Vocational skills are first-hand skills that are acquired in a specific area of interest. These are the practical skills that one requires to learn in order to choose a career option.
5 successful Kenyans who never went to university
Caleb Karuga, a former TV personality was surprised to learn that a mole catcher was earning more than him. Karuga now runs a multi-million agribusiness venture.
Vocational skills are more practical than theoretical skills and are equally important. Pulse is embarking on a campaign to create awareness for technical education which has been undermined for many years.
There has also been a devaluing of manual skills such as cooking, sewing, woodcarving, soap carving which should not be the case.

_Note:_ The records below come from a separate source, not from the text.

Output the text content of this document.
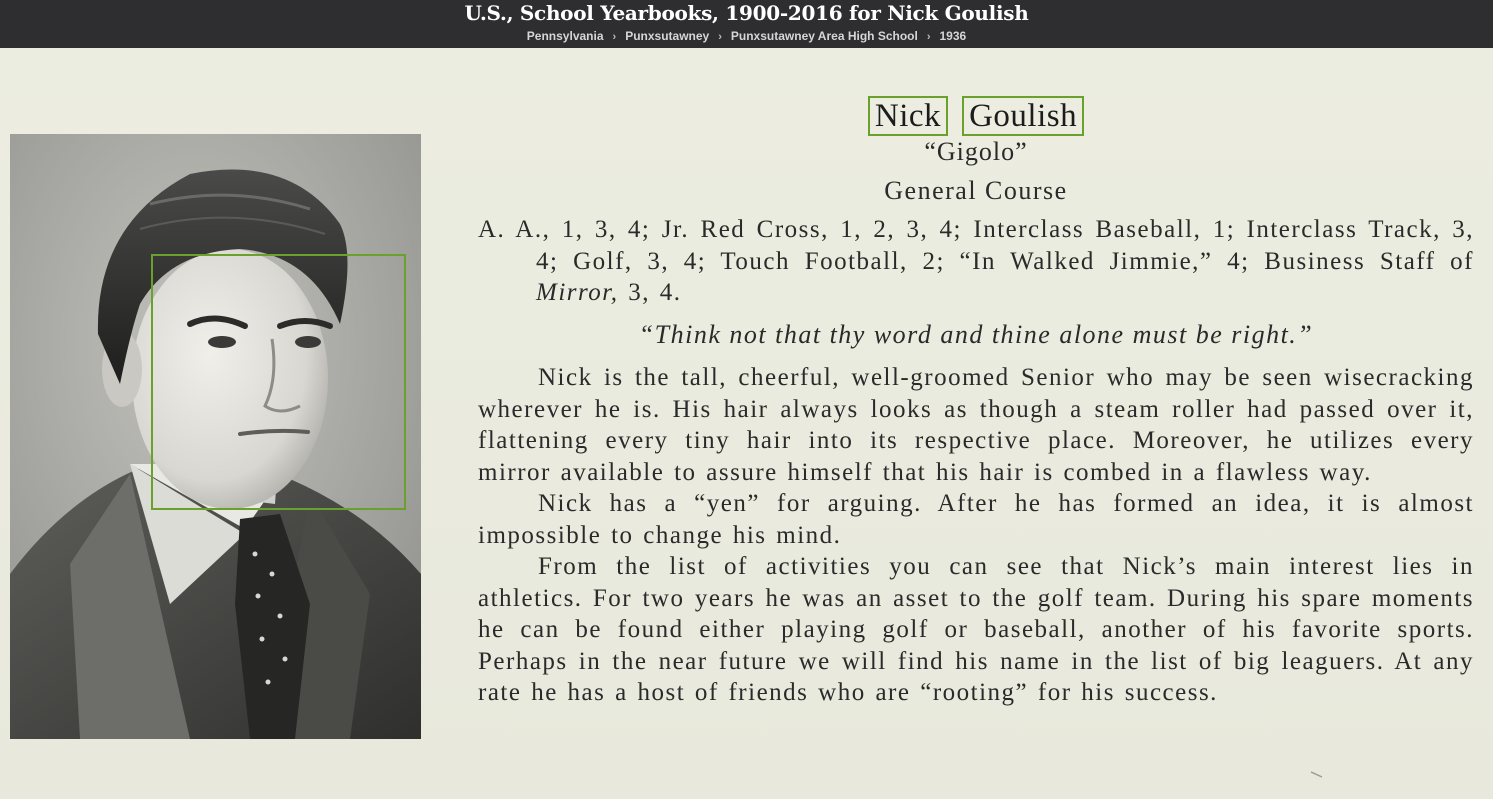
U.S., School Yearbooks, 1900-2016 for Nick Goulish
Pennsylvania › Punxsutawney › Punxsutawney Area High School › 1936
Nick Goulish
“Gigolo”
General Course
A. A., 1, 3, 4; Jr. Red Cross, 1, 2, 3, 4; Interclass Baseball, 1; Interclass Track, 3, 4; Golf, 3, 4; Touch Football, 2; “In Walked Jimmie,” 4; Business Staff of Mirror, 3, 4.
“Think not that thy word and thine alone must be right.”

Nick is the tall, cheerful, well-groomed Senior who may be seen wisecracking wherever he is. His hair always looks as though a steam roller had passed over it, flattening every tiny hair into its respective place. Moreover, he utilizes every mirror available to assure himself that his hair is combed in a flawless way.

Nick has a “yen” for arguing. After he has formed an idea, it is almost impossible to change his mind.

From the list of activities you can see that Nick’s main interest lies in athletics. For two years he was an asset to the golf team. During his spare moments he can be found either playing golf or baseball, another of his favorite sports. Perhaps in the near future we will find his name in the list of big leaguers. At any rate he has a host of friends who are “rooting” for his success.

The following list features Kenyans who dared venture into vocational skills and are shining examples that technical skills are just as important as theoretical training.
Karuga, who quit his degree course in IT midway, is now a successful farmer who manages three farms where he keeps thousands of indigenous chicken, quails, guinea fowls and dairy goats and grows butternut, strawberry, sweet potatoes and sunflowers.
His last job at K24 TV pushed Karuga to venture into farming after recalling an interview he did that changed his perspective of agribusiness.
He had interviewed a mole catcher who said he earns Sh90,000 which was more than Karuga’s salary.
After being retrenched in 2013, he was given Sh1.3 million in benefits which he used to expand his farming business.
Moha Graffix has cemented his position as the king of graffiti and his canvas is spread out across the city in the vehicles that operate various routes.
Despite having a raw passion for art, Moha had to improve his skills after his first attempt at decorating a matatu failed.
Other than making designs, the businessman also had to learn how to paint cars to gain more knowledge and control of the quality of output.
“Your talent is your strength. Always work to perfect your skills and money will come. You see those young men in town who have learnt to work on ladies’ nails? They are not ashamed of what they do. I work with my hands and got a sharp mind,” he said in a recent interview.
Wilberforce Wendo is not your average mechanic. While Wendo still attends to car repairs, such as engine fixes or bodyworks, he says the best use of his time is when clients task him with restoring vehicles that would have otherwise been dumped as unusable.
To vehicle owners and those shopping for new wheels, Wendo is a Godsend Tony Stark who turns into Iron Man as his Roysambu garage.
It is there that he takes the cars apart and reassembles them as if they were mobile phones in a repair shop in Luthuli.
One of his best projects in the city is a Toyota Crown which had been involved in an accident and completely written off by its insurance company.
Stephen Odhiambo and Dennis Otieno
Stephen and Otieno are carpenters based in Nairobi run a successful business utilizing their vocational skills to make furniture.
Their breakthrough happened in 2020 when they landed their biggest client at the time, Deputy President William Ruto who bought furniture worth Sh150,000.
Carpentry is a lucrative skill to master and if perfected can fetch up to Sh100,000 a day.